Using the same method, it is easy to calculate K-factor values for the different types of materials listed above.
- Soft brass or soft copper material: K = 0.35
- Semi-hard copper or materials such as brass, mild steel and aluminum: K = 0.41
- Bronze, hard copper, cold-rolled steel and spring steel: K = 0.45
As discussed previously, there are several sources from which the K-factor value can be obtained, such as material suppliers, test data, experience, and manuals.
To establish an accurate sheet metal model using the K-factor method, it is crucial to find the appropriate K-factor source that meets your engineering requirements.

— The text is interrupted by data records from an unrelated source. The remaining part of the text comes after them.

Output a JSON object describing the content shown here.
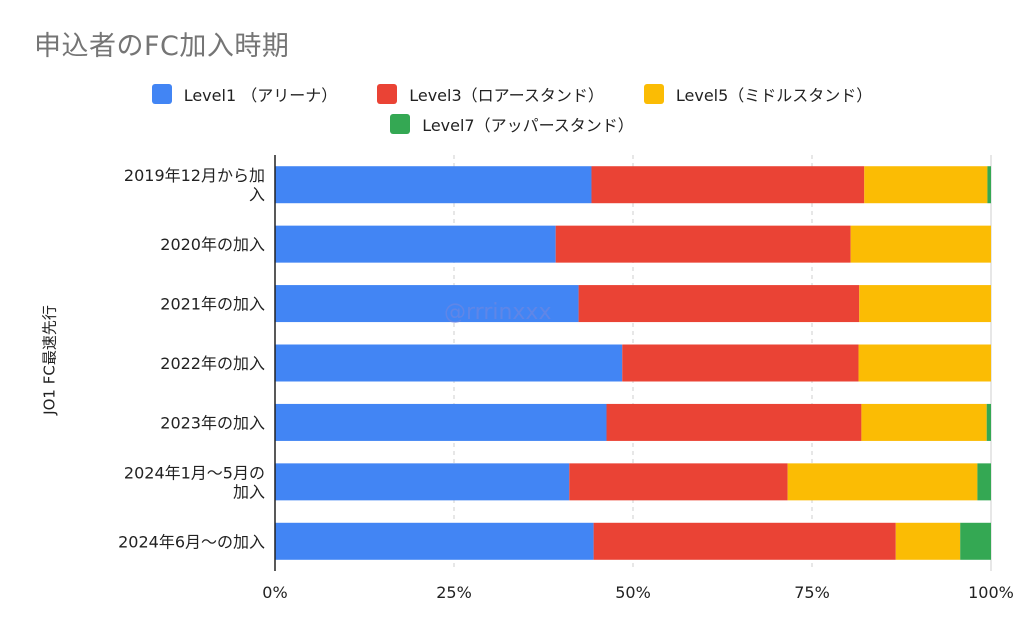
{
  "chart_data": {
    "type": "bar",
    "orientation": "horizontal",
    "stacked": "percent",
    "title": "申込者のFC加入時期",
    "ylabel": "JO1 FC最速先行",
    "xlabel": "",
    "xlim": [
      0,
      100
    ],
    "x_ticks": [
      "0%",
      "25%",
      "50%",
      "75%",
      "100%"
    ],
    "categories": [
      "2019年12月から加入",
      "2020年の加入",
      "2021年の加入",
      "2022年の加入",
      "2023年の加入",
      "2024年1月〜5月の加入",
      "2024年6月〜の加入"
    ],
    "category_lines": [
      [
        "2019年12月から加",
        "入"
      ],
      [
        "2020年の加入"
      ],
      [
        "2021年の加入"
      ],
      [
        "2022年の加入"
      ],
      [
        "2023年の加入"
      ],
      [
        "2024年1月〜5月の",
        "加入"
      ],
      [
        "2024年6月〜の加入"
      ]
    ],
    "series": [
      {
        "name": "Level1 （アリーナ）",
        "color": "#4285F4",
        "values": [
          44.2,
          39.2,
          42.4,
          48.5,
          46.3,
          41.1,
          44.5
        ]
      },
      {
        "name": "Level3（ロアースタンド）",
        "color": "#EA4335",
        "values": [
          38.1,
          41.2,
          39.2,
          33.0,
          35.6,
          30.5,
          42.2
        ]
      },
      {
        "name": "Level5（ミドルスタンド）",
        "color": "#FBBC04",
        "values": [
          17.2,
          19.6,
          18.4,
          18.5,
          17.5,
          26.5,
          9.0
        ]
      },
      {
        "name": "Level7（アッパースタンド）",
        "color": "#34A853",
        "values": [
          0.5,
          0.0,
          0.0,
          0.0,
          0.6,
          1.9,
          4.3
        ]
      }
    ],
    "grid": true,
    "legend_position": "top"
  },
  "watermark": "@rrrinxxx"
}
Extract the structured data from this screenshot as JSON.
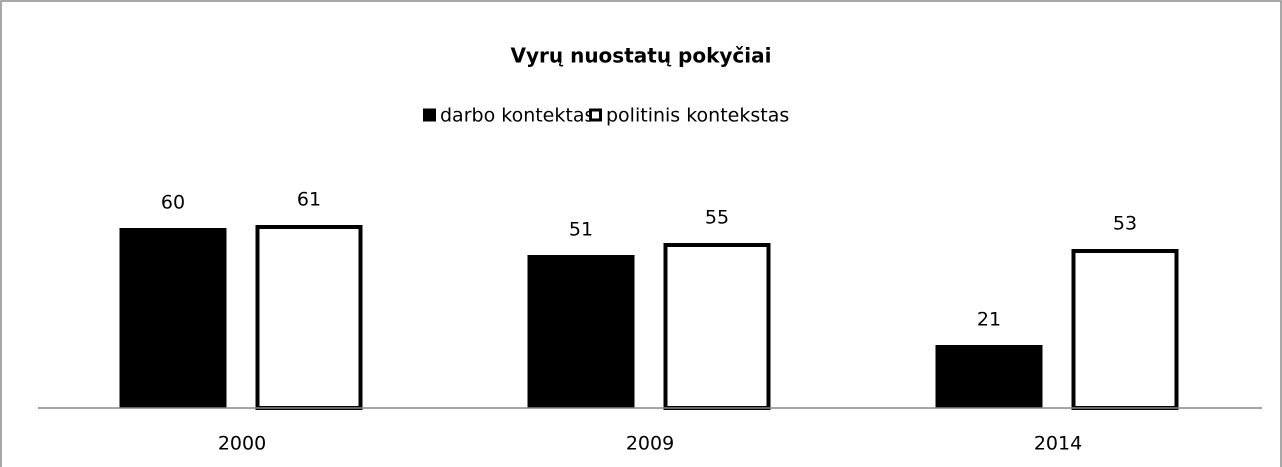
{
  "chart_data": {
    "type": "bar",
    "title": "Vyrų nuostatų pokyčiai",
    "categories": [
      "2000",
      "2009",
      "2014"
    ],
    "series": [
      {
        "name": "darbo kontektas",
        "color": "#000000",
        "values": [
          60,
          51,
          21
        ]
      },
      {
        "name": "politinis kontekstas",
        "color": "#ffffff",
        "values": [
          61,
          55,
          53
        ]
      }
    ],
    "ylim": [
      0,
      70
    ],
    "legend": "top",
    "data_labels": true
  }
}
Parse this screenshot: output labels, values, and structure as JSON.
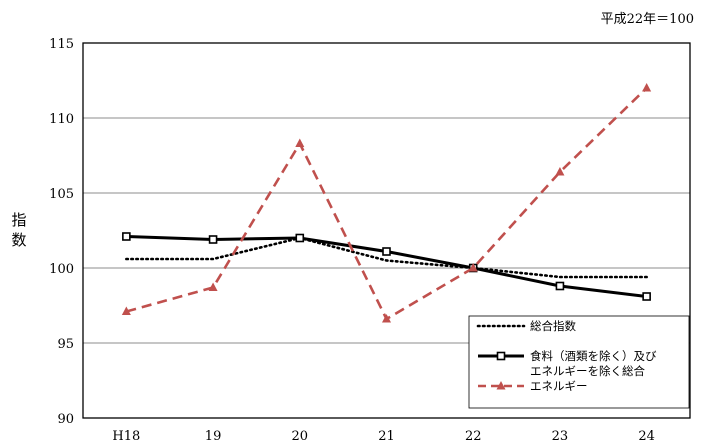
{
  "note": "平成22年＝100",
  "chart_data": {
    "type": "line",
    "ylabel": "指数",
    "categories": [
      "H18",
      "19",
      "20",
      "21",
      "22",
      "23",
      "24"
    ],
    "ylim": [
      90,
      115
    ],
    "yticks": [
      90,
      95,
      100,
      105,
      110,
      115
    ],
    "grid": true,
    "legend_position": "bottom-right",
    "series": [
      {
        "name": "総合指数",
        "style": "dotted",
        "color": "#000000",
        "values": [
          100.6,
          100.6,
          102.0,
          100.5,
          100.0,
          99.4,
          99.4
        ]
      },
      {
        "name": "食料（酒類を除く）及びエネルギーを除く総合",
        "legend_lines": [
          "食料（酒類を除く）及び",
          "エネルギーを除く総合"
        ],
        "style": "solid-square",
        "color": "#000000",
        "values": [
          102.1,
          101.9,
          102.0,
          101.1,
          100.0,
          98.8,
          98.1
        ]
      },
      {
        "name": "エネルギー",
        "style": "dashed-triangle",
        "color": "#c0504d",
        "values": [
          97.1,
          98.7,
          108.3,
          96.6,
          100.0,
          106.4,
          112.0
        ]
      }
    ]
  }
}
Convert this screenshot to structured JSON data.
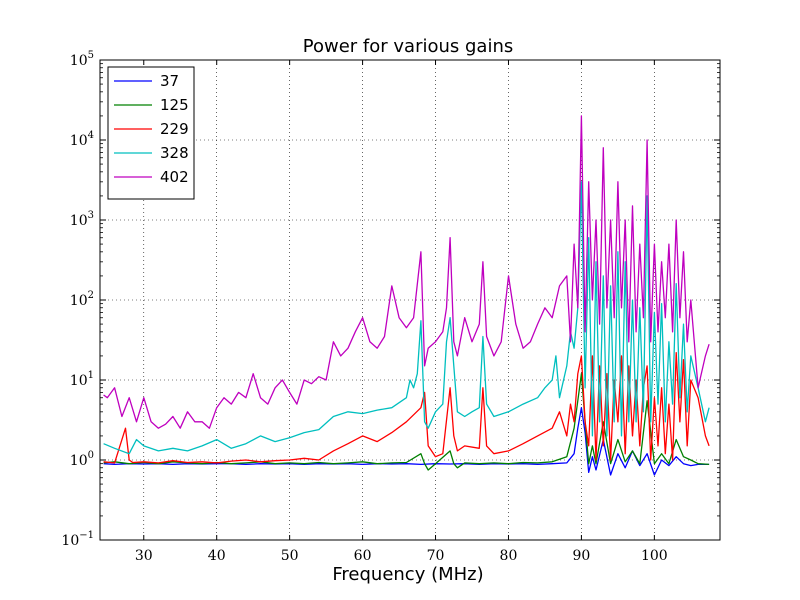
{
  "chart_data": {
    "type": "line",
    "title": "Power for various gains",
    "xlabel": "Frequency (MHz)",
    "ylabel": "",
    "xlim": [
      24,
      109
    ],
    "ylim": [
      0.1,
      100000
    ],
    "yscale": "log",
    "grid": true,
    "legend_position": "top-left",
    "x_ticks": [
      30,
      40,
      50,
      60,
      70,
      80,
      90,
      100
    ],
    "y_ticks": [
      {
        "value": 0.1,
        "base": "10",
        "exp": "−1"
      },
      {
        "value": 1,
        "base": "10",
        "exp": "0"
      },
      {
        "value": 10,
        "base": "10",
        "exp": "1"
      },
      {
        "value": 100,
        "base": "10",
        "exp": "2"
      },
      {
        "value": 1000,
        "base": "10",
        "exp": "3"
      },
      {
        "value": 10000,
        "base": "10",
        "exp": "4"
      },
      {
        "value": 100000,
        "base": "10",
        "exp": "5"
      }
    ],
    "series": [
      {
        "name": "37",
        "color": "#0000ff",
        "x": [
          24.5,
          26,
          28,
          30,
          32,
          34,
          36,
          38,
          40,
          42,
          44,
          46,
          48,
          50,
          52,
          54,
          56,
          58,
          60,
          62,
          64,
          66,
          68,
          70,
          72,
          74,
          76,
          78,
          80,
          82,
          84,
          86,
          88,
          89,
          89.5,
          90,
          90.5,
          91,
          91.5,
          92,
          93,
          94,
          95,
          96,
          97,
          98,
          99,
          100,
          101,
          102,
          103,
          104,
          105,
          106,
          107.5
        ],
        "values": [
          0.9,
          0.88,
          0.9,
          0.89,
          0.9,
          0.88,
          0.9,
          0.89,
          0.9,
          0.9,
          0.88,
          0.9,
          0.89,
          0.9,
          0.88,
          0.9,
          0.89,
          0.9,
          0.88,
          0.9,
          0.89,
          0.9,
          0.88,
          0.9,
          0.89,
          0.9,
          0.88,
          0.9,
          0.89,
          0.9,
          0.88,
          0.9,
          0.92,
          1.2,
          2.5,
          4.5,
          2.2,
          0.7,
          1.1,
          0.75,
          1.8,
          0.65,
          1.2,
          0.8,
          1.3,
          0.85,
          1.2,
          0.65,
          1.0,
          0.85,
          1.1,
          0.9,
          0.85,
          0.88,
          0.88
        ]
      },
      {
        "name": "125",
        "color": "#008000",
        "x": [
          24.5,
          26,
          28,
          30,
          32,
          34,
          36,
          38,
          40,
          42,
          44,
          46,
          48,
          50,
          52,
          54,
          56,
          58,
          60,
          62,
          64,
          66,
          68,
          68.5,
          69,
          70,
          72,
          72.5,
          73,
          74,
          76,
          78,
          80,
          82,
          84,
          86,
          88,
          89,
          89.5,
          90,
          90.5,
          91,
          91.5,
          92,
          93,
          94,
          95,
          96,
          97,
          98,
          99,
          100,
          101,
          102,
          103,
          104,
          105,
          106,
          107.5
        ],
        "values": [
          0.92,
          0.95,
          0.9,
          0.93,
          0.9,
          0.95,
          0.92,
          0.9,
          0.93,
          0.9,
          0.92,
          0.95,
          0.9,
          0.92,
          0.9,
          0.93,
          0.9,
          0.92,
          0.95,
          0.9,
          0.92,
          0.93,
          1.2,
          0.9,
          0.75,
          0.9,
          1.3,
          0.9,
          0.8,
          0.92,
          0.9,
          0.92,
          0.9,
          0.93,
          0.92,
          0.95,
          1.1,
          2.5,
          5.5,
          12,
          3.0,
          0.9,
          1.5,
          0.9,
          3.0,
          0.9,
          1.8,
          0.95,
          1.3,
          0.9,
          5.5,
          0.9,
          1.2,
          0.9,
          1.8,
          1.1,
          1.0,
          0.9,
          0.88
        ]
      },
      {
        "name": "229",
        "color": "#ff0000",
        "x": [
          24.5,
          26,
          27.5,
          28,
          28.5,
          30,
          32,
          34,
          36,
          38,
          40,
          42,
          44,
          46,
          48,
          50,
          52,
          54,
          56,
          58,
          60,
          62,
          64,
          66,
          68,
          68.5,
          69,
          70,
          71,
          72,
          72.5,
          73,
          74,
          76,
          76.5,
          77,
          78,
          80,
          82,
          84,
          86,
          87,
          88,
          88.5,
          89,
          89.5,
          90,
          90.5,
          91,
          91.5,
          92,
          92.5,
          93,
          93.5,
          94,
          94.5,
          95,
          95.5,
          96,
          96.5,
          97,
          97.5,
          98,
          98.5,
          99,
          99.5,
          100,
          100.5,
          101,
          101.5,
          102,
          102.5,
          103,
          103.5,
          104,
          104.5,
          105,
          106,
          107,
          107.5
        ],
        "values": [
          0.95,
          0.92,
          2.5,
          1.0,
          0.93,
          0.95,
          0.92,
          0.98,
          0.93,
          0.95,
          0.92,
          0.97,
          1.0,
          0.95,
          0.98,
          1.0,
          1.05,
          1.0,
          1.3,
          1.6,
          2.0,
          1.7,
          2.2,
          3.0,
          4.5,
          7,
          1.5,
          1.1,
          1.2,
          8,
          2.0,
          1.3,
          1.5,
          1.4,
          8,
          1.5,
          1.2,
          1.3,
          1.6,
          2.0,
          2.5,
          4,
          2,
          5,
          3,
          12,
          20,
          3,
          1.5,
          20,
          1,
          15,
          1.5,
          12,
          1,
          10,
          3,
          20,
          1.2,
          15,
          2,
          10,
          1.5,
          8,
          15,
          1,
          6,
          1.5,
          8,
          1.2,
          5,
          1,
          22,
          3,
          18,
          1.5,
          10,
          6,
          2,
          1.5
        ]
      },
      {
        "name": "328",
        "color": "#00bfbf",
        "x": [
          24.5,
          26,
          28,
          29,
          30,
          32,
          34,
          36,
          38,
          40,
          42,
          44,
          46,
          48,
          50,
          52,
          54,
          56,
          58,
          60,
          62,
          64,
          66,
          66.5,
          67,
          67.5,
          68,
          68.5,
          69,
          70,
          71,
          71.5,
          72,
          72.5,
          73,
          74,
          75,
          76,
          76.5,
          77,
          78,
          80,
          82,
          84,
          85,
          86,
          86.5,
          87,
          88,
          88.5,
          89,
          89.5,
          90,
          90.5,
          91,
          91.5,
          92,
          92.5,
          93,
          93.5,
          94,
          94.5,
          95,
          95.5,
          96,
          96.5,
          97,
          97.5,
          98,
          98.5,
          99,
          99.5,
          100,
          100.5,
          101,
          101.5,
          102,
          102.5,
          103,
          103.5,
          104,
          104.5,
          105,
          106,
          107,
          107.5
        ],
        "values": [
          1.6,
          1.4,
          1.2,
          1.8,
          1.5,
          1.3,
          1.4,
          1.3,
          1.5,
          1.8,
          1.4,
          1.6,
          2.0,
          1.7,
          1.9,
          2.2,
          2.4,
          3.5,
          4.0,
          3.8,
          4.2,
          4.5,
          6,
          10,
          8,
          12,
          55,
          3,
          2.5,
          4,
          5,
          30,
          60,
          15,
          4,
          3.5,
          4.0,
          4.5,
          35,
          5,
          3.5,
          4,
          5,
          6,
          8,
          10,
          20,
          6,
          15,
          40,
          25,
          80,
          3000,
          8,
          600,
          2,
          300,
          3,
          200,
          2,
          150,
          3,
          400,
          2,
          300,
          3,
          100,
          3,
          80,
          4,
          2000,
          3,
          70,
          5,
          90,
          3,
          30,
          5,
          160,
          6,
          50,
          4,
          20,
          8,
          3,
          4.5
        ]
      },
      {
        "name": "402",
        "color": "#bf00bf",
        "x": [
          24.5,
          25,
          26,
          27,
          28,
          29,
          30,
          31,
          32,
          33,
          34,
          35,
          36,
          37,
          38,
          39,
          40,
          41,
          42,
          43,
          44,
          45,
          46,
          47,
          48,
          49,
          50,
          51,
          52,
          53,
          54,
          55,
          56,
          57,
          58,
          59,
          60,
          61,
          62,
          63,
          64,
          65,
          66,
          67,
          68,
          68.5,
          69,
          70,
          71,
          71.5,
          72,
          72.5,
          73,
          74,
          75,
          76,
          76.5,
          77,
          78,
          79,
          80,
          81,
          82,
          83,
          84,
          85,
          86,
          87,
          88,
          88.5,
          89,
          89.5,
          90,
          90.5,
          91,
          91.5,
          92,
          92.5,
          93,
          93.5,
          94,
          94.5,
          95,
          95.5,
          96,
          96.5,
          97,
          97.5,
          98,
          98.5,
          99,
          99.5,
          100,
          100.5,
          101,
          101.5,
          102,
          102.5,
          103,
          103.5,
          104,
          104.5,
          105,
          106,
          107,
          107.5
        ],
        "values": [
          6.5,
          6,
          8,
          3.5,
          6,
          3,
          6,
          3,
          2.5,
          2.8,
          3.5,
          2.5,
          4,
          3,
          3,
          2.5,
          4.5,
          6,
          5,
          7,
          6,
          12,
          6,
          5,
          8,
          10,
          7,
          5,
          10,
          9,
          11,
          10,
          30,
          20,
          25,
          40,
          60,
          30,
          25,
          35,
          150,
          60,
          45,
          60,
          400,
          15,
          25,
          30,
          40,
          80,
          600,
          30,
          20,
          60,
          30,
          50,
          300,
          35,
          20,
          30,
          200,
          50,
          25,
          30,
          50,
          80,
          60,
          150,
          200,
          30,
          500,
          80,
          20000,
          40,
          3000,
          100,
          1000,
          50,
          8000,
          80,
          1000,
          60,
          3000,
          80,
          1000,
          30,
          1500,
          40,
          500,
          60,
          10000,
          30,
          500,
          40,
          300,
          60,
          500,
          40,
          1000,
          60,
          400,
          30,
          100,
          8,
          20,
          28
        ]
      }
    ]
  }
}
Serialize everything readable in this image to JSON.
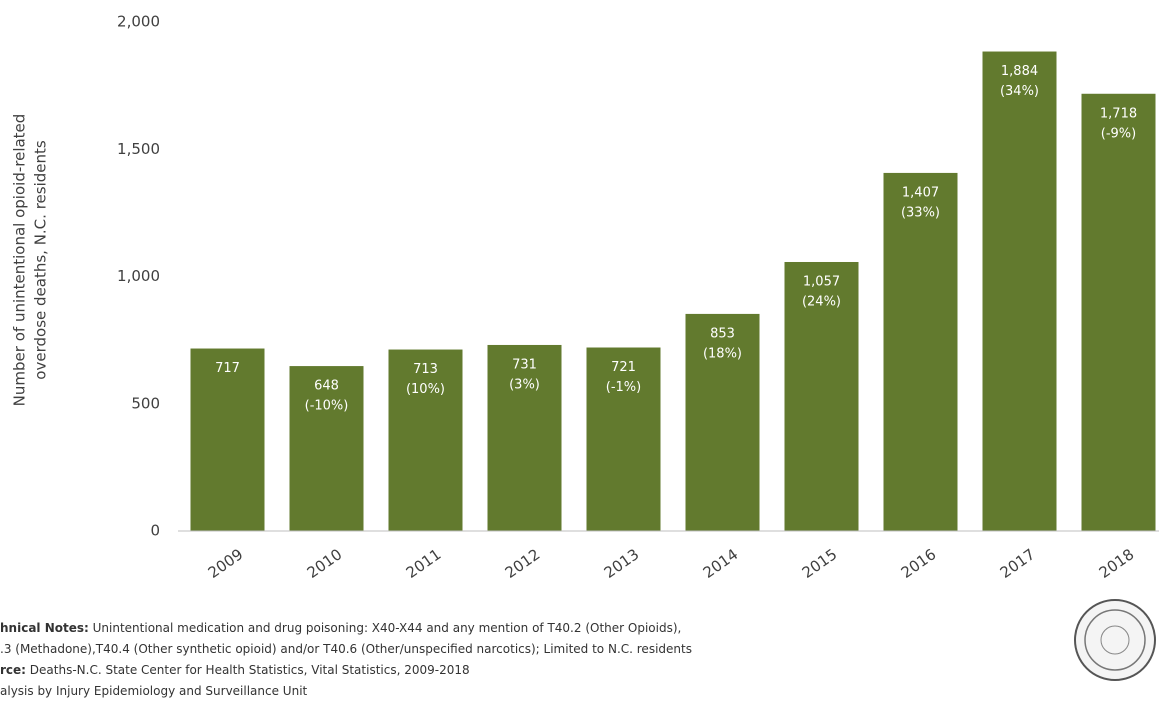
{
  "chart_data": {
    "type": "bar",
    "y_label_lines": [
      "Number of unintentional opioid-related",
      "overdose deaths, N.C. residents"
    ],
    "categories": [
      "2009",
      "2010",
      "2011",
      "2012",
      "2013",
      "2014",
      "2015",
      "2016",
      "2017",
      "2018"
    ],
    "values": [
      717,
      648,
      713,
      731,
      721,
      853,
      1057,
      1407,
      1884,
      1718
    ],
    "value_labels": [
      "717",
      "648",
      "713",
      "731",
      "721",
      "853",
      "1,057",
      "1,407",
      "1,884",
      "1,718"
    ],
    "change_labels": [
      null,
      "(-10%)",
      "(10%)",
      "(3%)",
      "(-1%)",
      "(18%)",
      "(24%)",
      "(33%)",
      "(34%)",
      "(-9%)"
    ],
    "color": "#627a2e",
    "ylim": [
      0,
      2000
    ],
    "yticks": [
      0,
      500,
      {
        "value": 1000,
        "label": "1,000"
      },
      {
        "value": 1500,
        "label": "1,500"
      },
      {
        "value": 2000,
        "label": "2,000"
      }
    ],
    "grid": false
  },
  "notes": [
    {
      "label": "hnical Notes:",
      "text": " Unintentional medication and drug poisoning: X40-X44 and any mention of T40.2 (Other Opioids),"
    },
    {
      "text": ".3 (Methadone),T40.4 (Other synthetic opioid) and/or T40.6 (Other/unspecified narcotics); Limited to N.C. residents"
    },
    {
      "label": "rce:",
      "text": " Deaths-N.C. State Center for Health Statistics, Vital Statistics, 2009-2018"
    },
    {
      "text": "alysis by Injury Epidemiology and Surveillance Unit"
    }
  ]
}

This will ensure that the physical results are as accurate as desired.
In some situations, it may not be possible to obtain accurate results using only a single K-factor value, especially when it is necessary to accommodate a wide range of bending scenarios.
In these cases, it is advisable to use the bend allowance (BA) value directly for a single bend of the entire part, or to use a bend table to describe the different BA, bend allowance (BD) or K-factor values corresponding to different values of A, R and T throughout the range.
Additionally, equations can be used to generate data such as the bend table example provided by SolidWorks. If necessary, the fold table cells can also be modified based on experimental or empirical data.
The SolidWorks installation directory includes bend tolerance tables, bend deduction tables, and K-factor tables, which can be edited and customized as needed.
- Sheet Metal Bending Calculator
6 . Summary
This post provides a comprehensive overview of common calculation methods and their underlying principles used in the design and manufacture of sheet metal parts.
Covers the calculation of flexion allowances, flexion deductions, and K-factors, and explains the differences between these methods and their interrelationships.
It serves as a useful reference for engineers and technical professionals in the industry.
Observation:
- Tan refers to the simplified representation of the tangent trigonometric function.
- PI represents the constant pi (3.14159265…).